How can I use this to verify e.g. that

$$(ax)\otimes y=a(x\otimes y)$$ ?​

I guess I would have to do it by showing that

$$e_{(ax,y)}-ae_{(x,y)}\in U$$​

but that doesn't seem possible since x,y are completely unrelated to the specific v,v',w,w' used in the construction of U.

18. Jun 17, 2008

### George Jones

Staff Emeritus
I used poor wording, and I wrote the relations down incorrectly. It should read:

Consequently, use *all* elements of the form

$$e_{\left( v , w \right)} + \alpha e_{\left( v' , w \right)} - e_{\left( v + \alpha v' , w \right)}$$

$$e_{\left( v , w \right)} + \alpha e_{\left( v , w' \right)} - e_{\left( v , w + \alpha w' \right)}$$

to generate (by taking all possible linear combinations of all such elements) a subspace $U$ of $F \left( V \times W \right)$. In particular, any of $v$, $v'$, $w$, $w'$ can be zero.

Then $V \otimes W$ is $F \left( V \times W \right)$.

Note that if the field is $\mathbb{R}$ or $\mathbb{C}$, then $U$ is infinite-dimensional even if $V$ and $W$ are finite-dimensional.

19. Jun 17, 2008

### eastside00_99

It's easy because the tensor product is what is known as a universal repelling object in the category of Vector Spaces (or more generally, the category of Modules). In fact, you could reformulate the definition using terminology from category theory which is to be expected. Anyway, the way you do it is assume that P and P' both satisfy the definition as I recently gave before. Remember this means that there exist a bilinear maps $\tau: V\times W \rightarrow P$ and $\tau^{\prime}: V\times W \rightarrow P'$. Since P and P' both satisfies the defintion, there must be a homomorphism f from P to P' such that $f \circ \tau = \tau^{\prime}$ and a homomorphism g from P' to P such that $g \circ \tau^{\prime} = \tau$ which implies $f\circ g \circ \tau^{\prime}= f \circ \tau =\tau^{\prime} \implies f \circ g = Id_{P'}$ and $g \circ f \circ \tau^{\prime} = g \circ \tau = \tau^{\prime} \implies g \circ f = Id_{P}$ This says that P and P' are isomorphic. So, perhaps it would be best to say the tensor product is unique up to isomorphism. Really, though it would be best to draw the commutative diagram(s) in the proof above and it will become immediately obvious that we have an isomorphism. I don't really feel like going through the effort to create the diagram and then posting it here though.

Last edited: Jun 17, 2008
20. Jun 17, 2008

### Fredrik

Staff Emeritus
That doesn't sound so easy.

This is not at all obvious to me (even after drawing the diagram). I agree that there must exist a function $f:P\rightarrow P'$ of course, but I don't see how we can choose it so that $f\circ\tau=\tau'$ unless $\tau$ is injective.

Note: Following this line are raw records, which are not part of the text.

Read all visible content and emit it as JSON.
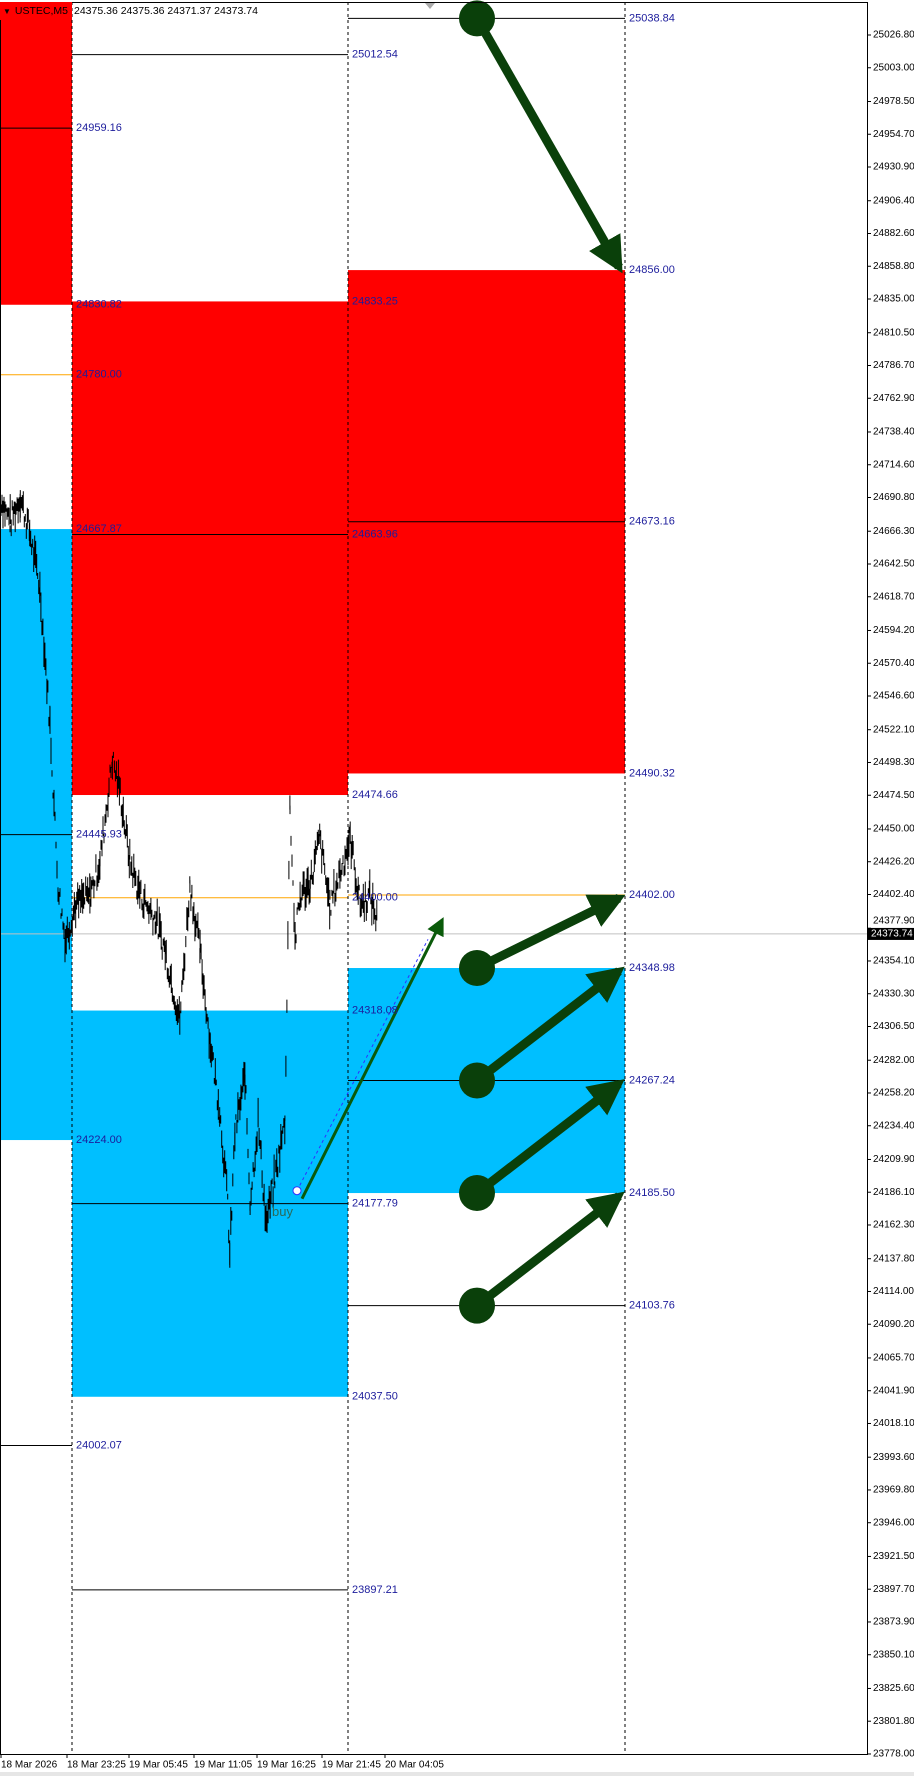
{
  "header": {
    "symbol": "USTEC,M5",
    "ohlc": "24375.36 24375.36 24371.37 24373.74",
    "menu_icon": "triangle-down-icon"
  },
  "colors": {
    "supply": "#ff0000",
    "demand": "#00bfff",
    "arrow": "#0a400a",
    "level_label": "#1c1c9c",
    "orange": "#ffa500",
    "price_line": "#c0c0c0"
  },
  "price_axis": {
    "min": 23778.0,
    "max": 25026.8,
    "ticks": [
      "25026.80",
      "25003.00",
      "24978.50",
      "24954.70",
      "24930.90",
      "24906.40",
      "24882.60",
      "24858.80",
      "24835.00",
      "24810.50",
      "24786.70",
      "24762.90",
      "24738.40",
      "24714.60",
      "24690.80",
      "24666.30",
      "24642.50",
      "24618.70",
      "24594.20",
      "24570.40",
      "24546.60",
      "24522.10",
      "24498.30",
      "24474.50",
      "24450.00",
      "24426.20",
      "24402.40",
      "24377.90",
      "24354.10",
      "24330.30",
      "24306.50",
      "24282.00",
      "24258.20",
      "24234.40",
      "24209.90",
      "24186.10",
      "24162.30",
      "24137.80",
      "24114.00",
      "24090.20",
      "24065.70",
      "24041.90",
      "24018.10",
      "23993.60",
      "23969.80",
      "23946.00",
      "23921.50",
      "23897.70",
      "23873.90",
      "23850.10",
      "23825.60",
      "23801.80",
      "23778.00"
    ],
    "current_price": "24373.74"
  },
  "time_axis": {
    "labels": [
      "18 Mar 2026",
      "18 Mar 23:25",
      "19 Mar 05:45",
      "19 Mar 11:05",
      "19 Mar 16:25",
      "19 Mar 21:45",
      "20 Mar 04:05"
    ]
  },
  "zones": [
    {
      "segment": 0,
      "type": "supply",
      "top": 25060,
      "bottom": 24830.82
    },
    {
      "segment": 0,
      "type": "demand",
      "top": 24667.87,
      "bottom": 24224.0
    },
    {
      "segment": 1,
      "type": "supply",
      "top": 24833.25,
      "bottom": 24474.66
    },
    {
      "segment": 1,
      "type": "demand",
      "top": 24318.08,
      "bottom": 24037.5
    },
    {
      "segment": 2,
      "type": "supply",
      "top": 24856.0,
      "bottom": 24490.32
    },
    {
      "segment": 2,
      "type": "demand",
      "top": 24348.98,
      "bottom": 24185.5
    }
  ],
  "lines": [
    {
      "segment": 0,
      "price": 24959.16,
      "color": "black"
    },
    {
      "segment": 0,
      "price": 24780.0,
      "color": "orange"
    },
    {
      "segment": 0,
      "price": 24445.93,
      "color": "black"
    },
    {
      "segment": 0,
      "price": 24002.07,
      "color": "black"
    },
    {
      "segment": 1,
      "price": 25012.54,
      "color": "black"
    },
    {
      "segment": 1,
      "price": 24663.96,
      "color": "black"
    },
    {
      "segment": 1,
      "price": 24400.0,
      "color": "orange"
    },
    {
      "segment": 1,
      "price": 24177.79,
      "color": "black"
    },
    {
      "segment": 1,
      "price": 23897.21,
      "color": "black"
    },
    {
      "segment": 2,
      "price": 25038.84,
      "color": "black"
    },
    {
      "segment": 2,
      "price": 24673.16,
      "color": "black"
    },
    {
      "segment": 2,
      "price": 24402.0,
      "color": "orange"
    },
    {
      "segment": 2,
      "price": 24267.24,
      "color": "black"
    },
    {
      "segment": 2,
      "price": 24103.76,
      "color": "black"
    }
  ],
  "level_labels": [
    {
      "segment": 0,
      "text": "24959.16",
      "price": 24959.16
    },
    {
      "segment": 0,
      "text": "24830.82",
      "price": 24830.82
    },
    {
      "segment": 0,
      "text": "24780.00",
      "price": 24780.0
    },
    {
      "segment": 0,
      "text": "24667.87",
      "price": 24667.87
    },
    {
      "segment": 0,
      "text": "24445.93",
      "price": 24445.93
    },
    {
      "segment": 0,
      "text": "24224.00",
      "price": 24224.0
    },
    {
      "segment": 0,
      "text": "24002.07",
      "price": 24002.07
    },
    {
      "segment": 1,
      "text": "25012.54",
      "price": 25012.54
    },
    {
      "segment": 1,
      "text": "24833.25",
      "price": 24833.25
    },
    {
      "segment": 1,
      "text": "24663.96",
      "price": 24663.96
    },
    {
      "segment": 1,
      "text": "24474.66",
      "price": 24474.66
    },
    {
      "segment": 1,
      "text": "24400.00",
      "price": 24400.0
    },
    {
      "segment": 1,
      "text": "24318.08",
      "price": 24318.08
    },
    {
      "segment": 1,
      "text": "24177.79",
      "price": 24177.79
    },
    {
      "segment": 1,
      "text": "24037.50",
      "price": 24037.5
    },
    {
      "segment": 1,
      "text": "23897.21",
      "price": 23897.21
    },
    {
      "segment": 2,
      "text": "25038.84",
      "price": 25038.84
    },
    {
      "segment": 2,
      "text": "24856.00",
      "price": 24856.0
    },
    {
      "segment": 2,
      "text": "24673.16",
      "price": 24673.16
    },
    {
      "segment": 2,
      "text": "24490.32",
      "price": 24490.32
    },
    {
      "segment": 2,
      "text": "24402.00",
      "price": 24402.0
    },
    {
      "segment": 2,
      "text": "24348.98",
      "price": 24348.98
    },
    {
      "segment": 2,
      "text": "24267.24",
      "price": 24267.24
    },
    {
      "segment": 2,
      "text": "24185.50",
      "price": 24185.5
    },
    {
      "segment": 2,
      "text": "24103.76",
      "price": 24103.76
    }
  ],
  "arrows": [
    {
      "from": 25038.84,
      "to": 24856.0
    },
    {
      "from": 24348.98,
      "to": 24402.0
    },
    {
      "from": 24267.24,
      "to": 24348.98
    },
    {
      "from": 24185.5,
      "to": 24267.24
    },
    {
      "from": 24103.76,
      "to": 24185.5
    }
  ],
  "trade": {
    "label": "buy",
    "entry": 24187.2,
    "target": 24388.0
  },
  "price_path": [
    [
      0,
      24689.7
    ],
    [
      14,
      24673.3
    ],
    [
      28,
      24689.7
    ],
    [
      41,
      24665
    ],
    [
      55,
      24623.8
    ],
    [
      69,
      24525
    ],
    [
      80,
      24409.6
    ],
    [
      90,
      24368.5
    ],
    [
      103,
      24393.2
    ],
    [
      124,
      24401.4
    ],
    [
      138,
      24426.1
    ],
    [
      155,
      24500.3
    ],
    [
      166,
      24475.5
    ],
    [
      179,
      24426.1
    ],
    [
      193,
      24401.4
    ],
    [
      214,
      24384.9
    ],
    [
      228,
      24360.2
    ],
    [
      248,
      24310.8
    ],
    [
      262,
      24409.6
    ],
    [
      276,
      24360.2
    ],
    [
      290,
      24294.3
    ],
    [
      303,
      24244.9
    ],
    [
      314,
      24179
    ],
    [
      317,
      24137.8
    ],
    [
      324,
      24228.4
    ],
    [
      338,
      24269.6
    ],
    [
      345,
      24179
    ],
    [
      356,
      24236.6
    ],
    [
      367,
      24162.5
    ],
    [
      379,
      24195.4
    ],
    [
      393,
      24236.6
    ],
    [
      400,
      24467.3
    ],
    [
      407,
      24368.5
    ],
    [
      414,
      24401.4
    ],
    [
      428,
      24409.6
    ],
    [
      441,
      24442.6
    ],
    [
      455,
      24393.2
    ],
    [
      469,
      24417.9
    ],
    [
      483,
      24442.6
    ],
    [
      497,
      24393.2
    ],
    [
      510,
      24401.4
    ],
    [
      521,
      24380.8
    ]
  ]
}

If $\tau$ takes two different points of $V\times W$ to the same point $p\in P$, then we can't define f at that point by $f(\tau(v,w))=\tau'(v,w)$ because we don't know which (v,w) to use on the right-hand side.

It seems to me that this is hopeless unless we change the definition so that we require some or all of the functions to be injective.